Stable soap bubble clusters with multiple torus bubbles: getting a bit more exotic
Delbary Fabrice
TL;DR
This work expands the construction of stable soap-bubble clusters with multiple torus bubbles from Platonic solids to semiregular prisms and Archimedean solids, using a Surface Evolver–driven optimization framework. For prisms with $n$ sides, the approach yields clusters with $3n+8$ bubbles and a torus bubble of genus $n+1$, with concrete realizations for triangular, pentagonal, and hexagonal prisms (genuses $4$, $6$, and $7$ respectively) and extensive stability data. The study further catalogs architectures from truncated and highly symmetric Archimedean solids, producing clusters with up to $188$ bubbles and genus as high as $61$, accompanied by starting geometries, areas, and Hessian-eigenvalue analyses across discretizations. All simulations and starting configurations are openly available, enabling replication and exploration of even more exotic linkers of inner double bubbles, which could pave the way for designing increasingly complex stable bubble networks.
Abstract
Recently, numerical examples of stable soap bubble clusters with multiple torus bubbles have been presented.
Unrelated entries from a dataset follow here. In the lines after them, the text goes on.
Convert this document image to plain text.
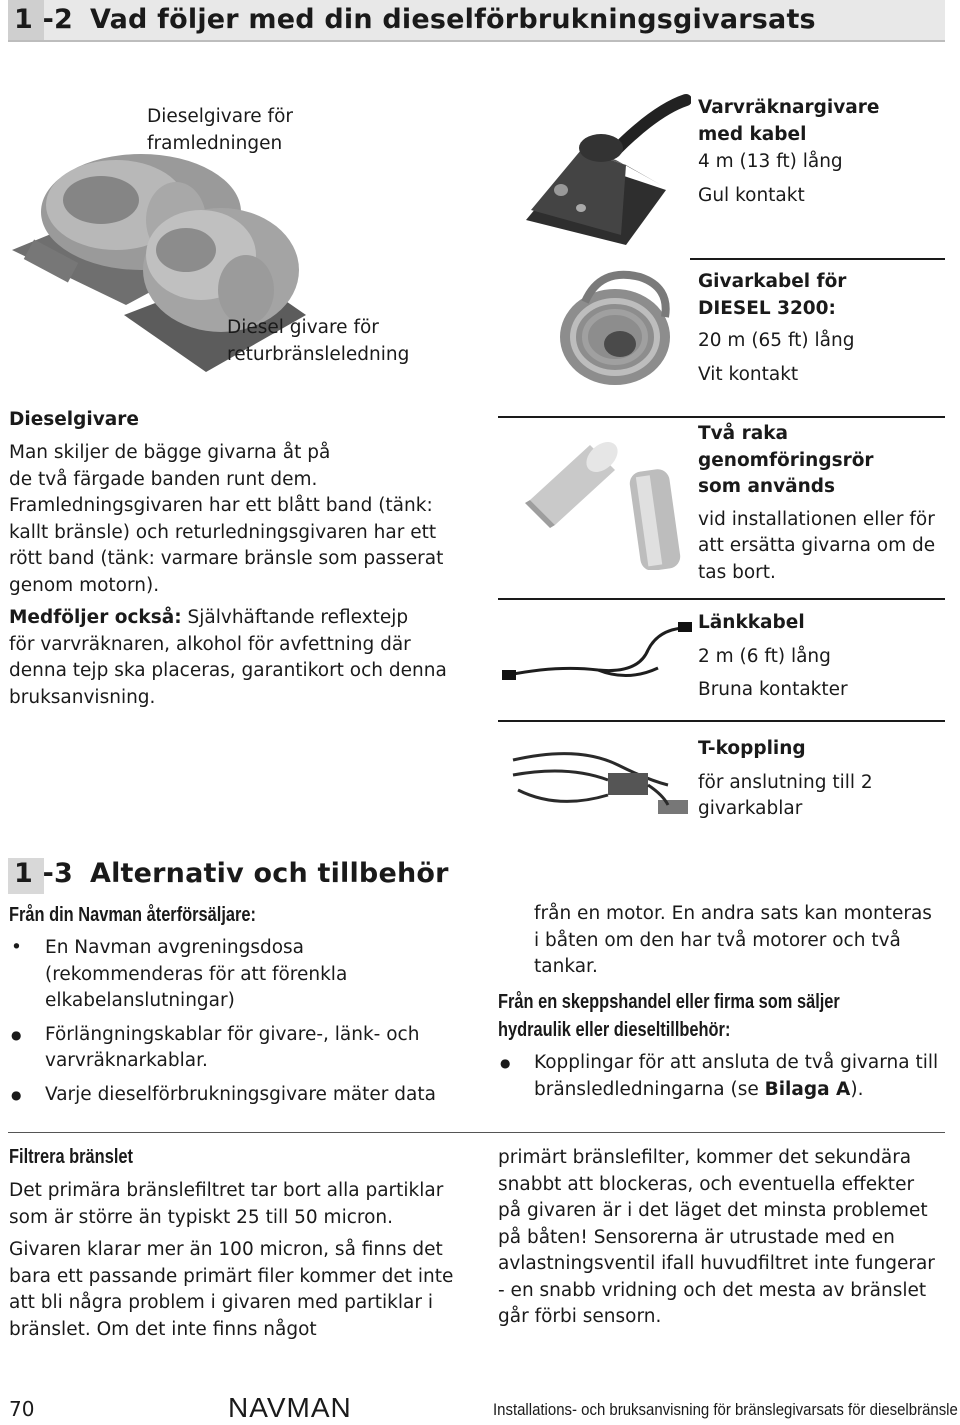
1 -2 Vad följer med din dieselförbrukningsgivarsats
Dieselgivare för
framledningen
Diesel givare för
returbränsleledning
Dieselgivare
Man skiljer de bägge givarna åt på
de två färgade banden runt dem.
Framledningsgivaren har ett blått band (tänk:
kallt bränsle) och returledningsgivaren har ett
rött band (tänk: varmare bränsle som passerat
genom motorn).
Medföljer också: Självhäftande reflextejp
för varvräknaren, alkohol för avfettning där
denna tejp ska placeras, garantikort och denna
bruksanvisning.
Varvräknargivare
med kabel
4 m (13 ft) lång
Gul kontakt
Givarkabel för
DIESEL 3200:
20 m (65 ft) lång
Vit kontakt
Två raka genomföringsrör
som används
vid installationen eller för
att ersätta givarna om de
tas bort.
Länkkabel
2 m (6 ft) lång
Bruna kontakter
T-koppling
för anslutning till 2
givarkablar
1 -3 Alternativ och tillbehör
Från din Navman återförsäljare:
• En Navman avgreningsdosa
(rekommenderas för att förenkla
elkabelanslutningar)
● Förlängningskablar för givare-, länk- och
varvräknarkablar.
● Varje dieselförbrukningsgivare mäter data
från en motor. En andra sats kan monteras
i båten om den har två motorer och två
tankar.
Från en skeppshandel eller firma som säljer
hydraulik eller dieseltillbehör:
● Kopplingar för att ansluta de två givarna till
bränsledledningarna (se Bilaga A).
Filtrera bränslet
Det primära bränslefiltret tar bort alla partiklar
som är större än typiskt 25 till 50 micron.
Givaren klarar mer än 100 micron, så finns det
bara ett passande primärt filer kommer det inte
att bli några problem i givaren med partiklar i
bränslet. Om det inte finns något
primärt bränslefilter, kommer det sekundära
snabbt att blockeras, och eventuella effekter
på givaren är i det läget det minsta problemet
på båten! Sensorerna är utrustade med en
avlastningsventil ifall huvudfiltret inte fungerar
- en snabb vridning och det mesta av bränslet
går förbi sensorn.
70	NAVMAN	Installations- och bruksanvisning för bränslegivarsats för dieselbränsle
The geometry of these clusters is based on the Platonic solids whose vertices have valence $3$ (in order to fulfill Plateau's laws): the tetrahedron, the cube, the dodecahedron. The clusters respectively contain a bubble of genus $3, 5, 11$. The construction is quite generic and can be used with any convex polyhedron. If stable, the cluster obtained using a polyhedron with $n$ faces has $3n+2$ bubbles and one of these bubbles has genus $n-1$. We propose here to show that is it possible to get stable soap bubble clusters with multiple torus bubbles using a geometry based on prisms and Archimedean solids as well.